Afuera se oyeron los ladridos de los perros; adentro, en su blando colchón, él ya sentía hundiéndose hacia el abismo.
─Pobrecito que te veías correteando a tu madre por la calle Guerrero, dando de maromas entre la Plaza Juárez mientras ella iba pregunte y pregunte a las gentes qué sucedía. Y tú tan loquito andabas que hasta creíste desaparecer del mundo porque nadie se volteó a mirarte; a darte la mano. Supiste entonces que la vida empezaba en los ojos apagados de aquella mujer. Así que te dio por llorarle como pelón de hospicio, a rasguñar los holanes de su falda aunque cada intento resultara en vano. Ni cuenta se dio que te traía detrás: bien pudieras perderte y ella ni sus luces, pero no se diga nada de su casa; no era de imaginarse que se incendiara aquel chiquero sagrado de tablas rotas donde quería empezar su nuevo camino. ¿No lo recuerdas? Apenas le dijeron que se había apaciguado la lumbre y se peló a buscar lo que le sobraba de esperanza.
─¡Te dije que te calles!
─No te mientas... En tus narices todavía se juntan los olores a ceniza, a las ilusiones chamuscadas que se desprendían de los caseríos de adobe. En tus ojos puedes mirar aún a tu madre con la cabeza alzada al cielo como esperándose a que Dios bajara, siendo que lo único que se dignó a bajar en medio de aquél caliente terregal fue el alarido de un perro tatemado que agonizaba desde la azotea del vecino. Así de triste pasó. De la desgracia sobrevivieron nomás las casas de cemento con su mancha negra de lumbre pintarrajeada en los muros... Aquellos muros pintados también con tu llanto… ¿No te acuerdas que tu madre te aventó a un rinconcito de ruinas para que no dieras lata? Es que fregabas mucho… A eso de la noche hasta te mandó con los Mayorga a pedirles un pan, aunque ésos canijos ni la puerta te abrieron. Te acurrucaste entonces en ese rincón oscuro para dormir, esperando a que te cobijaran los brazos de tu madre. Y en la madrugada, cuando se te acercó y que al fin pensaste que te iba a consolar, te dijo con sus palabras de balazo: mira tú, cuánto te apuesto a que dejaste el chingado canasto sobre la banca.

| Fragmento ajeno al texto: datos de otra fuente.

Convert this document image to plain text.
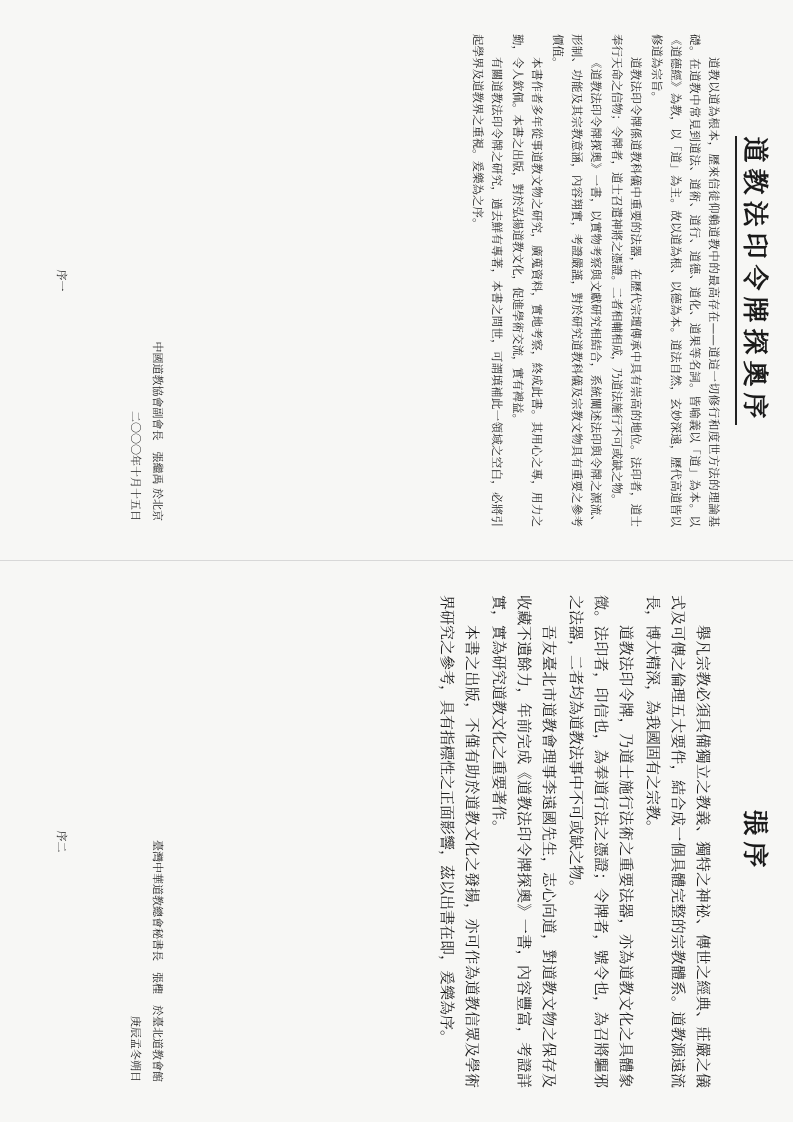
道教法印令牌探奧序

道教以道為根本，歷來信徒仰賴道教中的最高存在——道這一切修行和度世方法的理論基礎。在道教中常見到道法、道術、道行、道德、道化、道果等名詞。皆喻義以「道」為本。以《道德經》為教，以「道」為主。故以道為根、以德為本。道法自然，玄妙深遠，歷代高道皆以修道為宗旨。

道教法印令牌係道教科儀中重要的法器，在歷代宗壇傳承中具有崇高的地位。法印者，道士奉行天命之信物；令牌者，道士召遣神將之憑證。二者相輔相成，乃道法施行不可或缺之物。

《道教法印令牌探奧》一書，以實物考察與文獻研究相結合，系統闡述法印與令牌之源流、形制、功能及其宗教意涵，內容翔實，考證嚴謹，對於研究道教科儀及宗教文物具有重要之參考價值。

本書作者多年從事道教文物之研究，廣蒐資料，實地考察，終成此書。其用心之專，用力之勤，令人欽佩。本書之出版，對於弘揚道教文化，促進學術交流，實有裨益。

有關道教法印令牌之研究，過去鮮有專著，本書之問世，可謂填補此一領域之空白，必將引起學界及道教界之重視。爰樂為之序。

中國道教協會副會長　張繼禹 於北京
二〇〇〇年十月十五日
序一
張序

舉凡宗教必須具備獨立之教義、獨特之神祕、傳世之經典、莊嚴之儀式及可傳之倫理五大要件，結合成一個具體完整的宗教體系。道教源遠流長，博大精深，為我國固有之宗教。

道教法印令牌，乃道士施行法術之重要法器，亦為道教文化之具體象徵。法印者，印信也，為奉道行法之憑證；令牌者，號令也，為召將驅邪之法器，二者均為道教法事中不可或缺之物。

吾友臺北市道教會理事李遠國先生，志心向道，對道教文物之保存及收藏不遺餘力，年前完成《道教法印令牌探奧》一書，內容豐富，考證詳實，實為研究道教文化之重要著作。

本書之出版，不僅有助於道教文化之發揚，亦可作為道教信眾及學術界研究之參考，具有指標性之正面影響，茲以出書在即，爰樂為序。

臺灣中華道教總會秘書長　張檉　於臺北道教會館
庚辰孟冬朔日
序二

De repente Inocencio Cuevas dio un mugido como de vaca muda; trató de estirar los dedos tiesos que traía engarruñados a las sábanas; hizo por calmarse el reborujo de cosas que se le andaban revolviendo en la mirada. Empezó a sentir unas manitas frías palpándole el rostro: era un niño de ojos ensombrecidos, con la piel sucia de escombro; con las greñas sebosas, despeinadas. Estaba por infartarse del espanto. Un día antes hubiera podido jurar que si encarara al Diablo no le temblaría el corazón; desconoció, en su ignorancia, que no era indispensable recurrir a tales extremos para invocarse un terror desmesurado; que a veces bastaba sólo con mirar el reflejo de uno mismo.
─Oiga, compare, ¿todo bien? ¿Cómo andamos? ─preguntó Chanate, con su voz quedita, llamándolo detrás de la habitación. ─Los Romero quieren el cuerpo de Isidro Quijano.
“¿Pues qué le está pasando a usted compare? ─susurró Chanate, asustadizo, después de abrir la puerta. ─¿Se le habrá subido uno de sus muertos? ¿Y ‘ora, pos qué hago?
Inocencio Cuevas buscó mover los labios, intentó pescar con su lengua entumida las palabras en el aire:
─Un niño…Un niño… ─dijo muy a fuerzas. ─Se me ha subido un niño muerto… Pero no me mires así, Chanate. Yo no soy tan maldito para matar a un niño. A éste me lo mataron.